Эскалатор медленно полз на смотровую площадку, смутная дымка далекой бухты нежно слепила глаза.

Гай вспомнил округлившуюся Мутти и улыбнулся. Продолжать и дальше делиться с уродами, значит, навсегда остаться в прошлом, опуститься до их уровня, перечеркнуть будущее. Среди уродов тоже появляются умники. Они указывают на слуховой аппарат обезьяны и насмешливо спрашивают: а что, разве человек Есен-Гу стал лучше слышать? С нескрываемой издевкой они напоминают: посмотрите на себя! У вас слабые зубы, у вас вялые мышцы. Зрение вы поддерживаете патентованными средствами, мускулы раздуваете патентованными средствами. Какой же это прогресс? Вы просто боитесь живого мира.

И Отто Цаальхаген подпевает уродам.

Крысолов уже поднес дудочку к губам!

7

Обходя зал, заполненный приглушенными голосами, Гай тщетно искал новенькую, имя которой пока не знал.

Полиспаст и Клепсидра.

Почему-то ему было смешно.

Приподнятые уголки губ, тонкие ниточки бровей.

В Экополисе нет некрасивых людей, но следовало признать, что даже на этом фоне новенькая выглядела красавицей. Целеустремленный отбор дал прекрасные результаты. Хотя вообще-то биотэтика начиналась когда-то всего лишь с желания защитить братьев наших меньших. Люди подбирали бродячих собак, кошек, птиц с перебитыми крыльями, подписывали охранные документы, выступали на бесчисленных конференциях и конгрессах в защиту бизонов, фламинго, бенгальских тигров. Впрочем, в перерывах между всеми этими конференциями они продолжали охотиться на медведей и стрелять вкусных болотных куличков.

Улыбки, смех.
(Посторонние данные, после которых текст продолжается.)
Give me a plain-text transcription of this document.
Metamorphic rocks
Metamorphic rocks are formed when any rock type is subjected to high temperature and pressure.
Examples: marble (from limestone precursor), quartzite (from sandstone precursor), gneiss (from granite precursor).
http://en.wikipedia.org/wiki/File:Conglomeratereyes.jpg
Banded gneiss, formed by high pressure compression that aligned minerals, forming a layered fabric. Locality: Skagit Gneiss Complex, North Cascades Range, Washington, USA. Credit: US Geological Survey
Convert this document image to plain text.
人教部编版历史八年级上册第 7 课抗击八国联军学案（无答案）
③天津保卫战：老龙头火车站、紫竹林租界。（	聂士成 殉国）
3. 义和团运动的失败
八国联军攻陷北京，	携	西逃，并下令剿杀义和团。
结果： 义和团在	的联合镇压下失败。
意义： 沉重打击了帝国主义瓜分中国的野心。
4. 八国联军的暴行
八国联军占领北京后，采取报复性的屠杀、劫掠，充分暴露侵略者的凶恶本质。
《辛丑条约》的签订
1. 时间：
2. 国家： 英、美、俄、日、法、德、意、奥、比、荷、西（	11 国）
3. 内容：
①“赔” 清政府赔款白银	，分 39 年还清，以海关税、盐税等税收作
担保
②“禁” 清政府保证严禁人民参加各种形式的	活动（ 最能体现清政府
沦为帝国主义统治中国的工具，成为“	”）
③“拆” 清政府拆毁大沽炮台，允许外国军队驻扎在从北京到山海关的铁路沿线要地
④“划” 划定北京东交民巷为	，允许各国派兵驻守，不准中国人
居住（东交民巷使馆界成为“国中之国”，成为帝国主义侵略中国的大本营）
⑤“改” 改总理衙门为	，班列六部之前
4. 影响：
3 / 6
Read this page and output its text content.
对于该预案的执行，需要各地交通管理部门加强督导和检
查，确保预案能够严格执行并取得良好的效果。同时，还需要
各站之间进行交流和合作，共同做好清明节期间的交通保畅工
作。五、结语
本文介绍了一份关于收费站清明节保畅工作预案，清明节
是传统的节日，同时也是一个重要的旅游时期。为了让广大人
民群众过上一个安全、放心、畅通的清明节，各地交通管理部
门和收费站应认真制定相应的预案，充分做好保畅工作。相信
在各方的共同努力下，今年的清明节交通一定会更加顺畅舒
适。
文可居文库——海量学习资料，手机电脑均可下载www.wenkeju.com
Шлейфы платьев, как пороховые дымы.

Искусственные кристаллы в ретортах, железные цветы, серебро.

В платине нет бактерий, золото не бывает хищным. Свет и формы придуманы лучшими дизайнерами Экополиса. Чем изломаннее линия, тем легче воспринимается на глаз. В этом скрыт некий протест. Против живого там – в Остальном мире. Против грязного, вонючего, разлагающегося живого. Этим протестом полны чудесные решетки на потолках, светильники, в которых нежно плавится солнце, сияющие улыбки, зеленоватые глаза. Экополис самодостаточен. Об уродах тут помнят всего лишь как о постоянно ноющей занозе.

Гай покачал головой.

На Линейных и Масляных заводах работают лучшие специалисты.

Сейчас они отвлечены от всех важнейших программ. Они работают только на остальных. И так будет, пока мы не проведем Референдум, пока не решим окончательно распроститься с уродами. Уроды не хотят вкладывать силы в будущее, значит, надо выбрать свой путь. Гай улыбнулся. Возвращение со Станций сулило ему необычайные возможности – уже назначенные встречи с Ларвиком и с Госхином, консультации с астронавтами, когда-то выходившими на орбиту, вхождение в круг специалистов, от которых зависят целые области знаний. Тесный чудесный мир. Чувство причастности к нему заставляла сердце биться учащенно. Пожалуй, эпидемии, захлестывающие сейчас Остальной мир, действуют посильнее призывов к единству.

С некоторым недоумением он всмотрелся в сцену из романа Отто Цаальхагена.

На подиуме гинфа некий человек, без имени, суетливый, еще не урод, но с явными задатками урода, обматывал скотчем мохнатую морду некоего существа.

«Собака», – выдохнул кто-то.

«Тварь», – не согласился другой.

Конечно, отклонения в психике, но несчастный не нашел сил осознать это, а санитарная инспекция, видимо, проморгала. Собаку нельзя держать в Экополисе. Любой биологический объект должен рассматриваться как носитель болезнетворных организмов. Хозяина собаки (или твари) мучила запрещенная любовь к животному. Дежурство на Масляных заводах занимало у него всего одни сутки в неделю, но на эти сутки собака (или тварь) должна была оставаться одна.